SUMÁRIO:1. Introdução. 2. A Justiça Social. 3. Garantia Constitucional. 4. Novo valor do Direito à propriedade. 5. Função Social da propriedade. 6. Responsabilidade Social da empresa. 7. Objetivos e benefícios adquiridos pelas empresas com as práticas sociais. 8. Conclusões. 9. Bibliografia.


1. Introdução:

Considerando-se a tendência mundial em privilegiar a iniciativa privada em detrimento do Estado, a ocorrência da chamada Globalização dos mercados e a busca incessante das empresas pelo crescimento dos lucros, o Brasil assumiu, constitucionalmente, também esse risco ao conceder, à iniciativa privada, a exploração dos mais diversos campos econômicos.

Esse risco, porém, foi de certo modo calculado pois, mesmo garantindo às empresas, liberdades de gestão e atuação, também regrou o uso da propriedade dentro de parâmetros que indicam a preocupação do Estado com o cidadão e com a sociedade, mitigando o direito de propriedade, antes inatacável, atrelando-o à necessidade desta em atender sua função social.

Quando a Constituição Federal traça os princípios gerais da atividade econômica [1], o faz garantindo a livre iniciativa mas a concedendo mediante uma contraprestação da própria empresa de que ela deverá participar da integração do cidadão à coletividade, garantindo-lhe um bem estar e uma vivência digna.

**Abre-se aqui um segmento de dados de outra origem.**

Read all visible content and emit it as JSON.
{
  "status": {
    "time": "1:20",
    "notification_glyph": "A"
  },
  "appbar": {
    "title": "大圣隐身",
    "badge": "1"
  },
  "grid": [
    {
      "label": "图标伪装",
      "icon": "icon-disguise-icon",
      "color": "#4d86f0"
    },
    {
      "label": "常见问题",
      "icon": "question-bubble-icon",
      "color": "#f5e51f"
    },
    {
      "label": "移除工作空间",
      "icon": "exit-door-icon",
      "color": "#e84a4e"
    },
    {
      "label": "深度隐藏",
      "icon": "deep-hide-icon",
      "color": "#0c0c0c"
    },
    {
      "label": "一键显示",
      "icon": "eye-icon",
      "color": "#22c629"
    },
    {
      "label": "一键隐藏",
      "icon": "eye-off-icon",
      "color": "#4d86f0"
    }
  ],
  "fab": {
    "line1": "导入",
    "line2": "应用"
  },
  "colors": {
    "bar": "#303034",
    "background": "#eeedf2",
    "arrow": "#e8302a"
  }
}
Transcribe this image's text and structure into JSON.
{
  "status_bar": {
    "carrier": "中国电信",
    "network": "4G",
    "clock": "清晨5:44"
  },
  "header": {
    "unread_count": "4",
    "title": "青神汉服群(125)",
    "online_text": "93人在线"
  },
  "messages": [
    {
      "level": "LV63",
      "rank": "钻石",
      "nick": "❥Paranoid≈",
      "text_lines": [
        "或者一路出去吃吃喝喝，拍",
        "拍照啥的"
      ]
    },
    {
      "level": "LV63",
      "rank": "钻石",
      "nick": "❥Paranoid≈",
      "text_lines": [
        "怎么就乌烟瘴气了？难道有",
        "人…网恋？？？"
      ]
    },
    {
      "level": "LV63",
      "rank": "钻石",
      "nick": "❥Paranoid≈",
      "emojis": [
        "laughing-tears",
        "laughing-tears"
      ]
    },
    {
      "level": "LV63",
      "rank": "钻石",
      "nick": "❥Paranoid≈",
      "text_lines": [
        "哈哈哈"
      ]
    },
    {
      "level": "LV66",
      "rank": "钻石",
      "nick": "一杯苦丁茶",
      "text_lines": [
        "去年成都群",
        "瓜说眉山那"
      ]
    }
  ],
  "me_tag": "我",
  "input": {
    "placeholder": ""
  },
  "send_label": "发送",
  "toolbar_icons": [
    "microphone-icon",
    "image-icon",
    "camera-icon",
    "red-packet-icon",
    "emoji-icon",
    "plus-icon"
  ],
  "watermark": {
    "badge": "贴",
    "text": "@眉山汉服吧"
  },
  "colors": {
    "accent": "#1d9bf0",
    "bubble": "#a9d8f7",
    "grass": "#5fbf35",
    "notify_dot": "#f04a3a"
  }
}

Nessa esteira, o texto constitucional quando trata de liberdade de iniciativa, valorização do trabalho, existência digna e justiça social, claramente reforça a idéia da intenção nacional de garantir a exploração econômica por todos aqueles que se lançarem no mercado da produção de bens e serviços por sua conta e risco com a certeza de que será amparado em seus direitos pelo Estado.

O exercício da atividade econômica pelo particular, deverá sempre ter como norte, a satisfação das necessidades fundamentais da coletividade, tanto físicas quanto espirituais, morais e artísticas, representações estas da Justiça Social buscada pelo Estado, sob pena de verem seus direitos serem cerceados em função de que, no atual panorama econômico, a propriedade deve visar, além dos lucros e produção de bens, atender sua função de tornar melhor a sociedade como um todo.

Com essa realidade, as empresas devem assumir posições como agentes transformadores da sociedade, assumindo papeis para coibir ações que possam prejudicar seu público, seus clientes, seus fornecedores e na sociedade em que está estabelecida.

Dessa forma, a dita responsabilidade deve ir além de uma campanha filantrópica ou de apoio, mas deve transparecer seus valores, seus princípios em prol do bem estar da sociedade e a possibilidade de acrescer para proporcionar a todos a que se relaciona a existência digna.

Por fim, na sociedade de hoje, essa preocupação com o social, o ecológico, o humano e a valoração dos princípios básicos de convivência, como o trabalho e a existência digna poderá representar o diferencial entre o sucesso e o fracasso na atividade econômica e a inserção ou não da empresa, no contexto mundial.


2. A Justiça Social

A busca por uma Justiça Social vem exatamente reforçar a idéia da existência digna contida no artigo 170 e ss., da Constituição Federal.

Aduz-se que haveria um contra-senso entre a busca pela Justiça Social e a liberdade de iniciativa, uma vez que estaria sendo privilegiada a exploração econômica desenfreada em detrimento do emprego justo e distribuição eqüitativa de rendas.

Contudo, a história nos mostra que os Estados que mais têm avançado no campo social são exatamente aqueles que adotam a plena liberdade de iniciativa.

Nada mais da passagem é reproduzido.